Congress created the Renewable Fuel Standard or RFS program through the Energy Policy Act of 2005, and expanded the program through the Energy Independence and Security Act of 2007. Administered by the U.S. Environmental Protection Agency, the RFS requires a certain volume of renewable fuel to be used in transportation (motor vehicles and jets) and heating. Refiners and importers of gasoline or diesel, along with other market participants like fuel producers and exporters, track and trade renewable fuel credits called Renewable Identification Numbers or RINs.
The RFS includes four categories of renewable fuel: cellulosic biofuel, biomass-based diesel, advanced biofuel, and total renewable fuel. By statute, Congress prescribed specific volumes of these four categories of renewable fuel for each year through 2022, and required the EPA to set RFS volume requirements annually based on these statutory targets. The statute also allows the EPA Administrator to waive these volumetric requirements, based on a determination that implementation of the program is
causing severe economic or environmental harm, or based on inadequate
domestic supply.
On November 30, 2018, the EPA issued its final rule for the 2019 RFS program. The 2019 final rule sets the total U.S. renewable fuel volume requirements for 2019 at 19.92 billion
gallons, including 4.92 billion gallons of advanced biofuel, 2.1 billion gallons of biomass-based diesel, and just 418 million gallons of cellulosic biofuel.
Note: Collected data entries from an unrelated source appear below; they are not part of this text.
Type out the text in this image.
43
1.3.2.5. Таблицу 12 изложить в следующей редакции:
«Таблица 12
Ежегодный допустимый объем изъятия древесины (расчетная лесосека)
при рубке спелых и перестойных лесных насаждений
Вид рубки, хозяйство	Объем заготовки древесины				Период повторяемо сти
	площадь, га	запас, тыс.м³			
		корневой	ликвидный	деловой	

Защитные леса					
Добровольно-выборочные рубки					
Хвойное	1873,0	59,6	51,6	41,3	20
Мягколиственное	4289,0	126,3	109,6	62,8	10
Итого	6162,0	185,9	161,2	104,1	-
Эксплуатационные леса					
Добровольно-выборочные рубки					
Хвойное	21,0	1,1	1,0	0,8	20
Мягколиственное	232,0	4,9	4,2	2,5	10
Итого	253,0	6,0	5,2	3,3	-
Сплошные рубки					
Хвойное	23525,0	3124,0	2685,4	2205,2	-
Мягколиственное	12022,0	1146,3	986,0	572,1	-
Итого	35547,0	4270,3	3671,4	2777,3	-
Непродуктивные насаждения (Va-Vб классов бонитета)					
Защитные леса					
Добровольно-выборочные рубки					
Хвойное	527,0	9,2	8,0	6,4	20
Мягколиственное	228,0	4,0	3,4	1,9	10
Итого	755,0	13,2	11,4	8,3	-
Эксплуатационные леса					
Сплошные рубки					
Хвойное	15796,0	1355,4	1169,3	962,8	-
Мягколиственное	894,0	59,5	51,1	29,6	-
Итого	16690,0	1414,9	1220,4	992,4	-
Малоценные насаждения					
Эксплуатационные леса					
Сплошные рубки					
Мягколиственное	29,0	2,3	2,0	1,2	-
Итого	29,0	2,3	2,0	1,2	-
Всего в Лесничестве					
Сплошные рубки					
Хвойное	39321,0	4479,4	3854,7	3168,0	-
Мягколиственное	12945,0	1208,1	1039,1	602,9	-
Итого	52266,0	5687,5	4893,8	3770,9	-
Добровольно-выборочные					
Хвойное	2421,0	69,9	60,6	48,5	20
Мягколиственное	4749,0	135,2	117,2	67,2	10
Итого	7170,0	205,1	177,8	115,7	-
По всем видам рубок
The rule also sets a 2020 volume requirement for biomass-based diesel of 2.43 billion gallons.
The EPA noted that "the market has fallen well short of the statutory volumes for cellulosic biofuel, resulting in shortfalls in the advanced biofuel and total renewable fuel volumes." Based on this observation, EPA exercised its waiver authority to finalize the cellulosic biofuel volume requirement at the level EPA projects to be available for 2019. This is consistent with EPA's past practice, through which it has set the cellulosic biofuel requirement lower than the statutory volume for each year since 2010.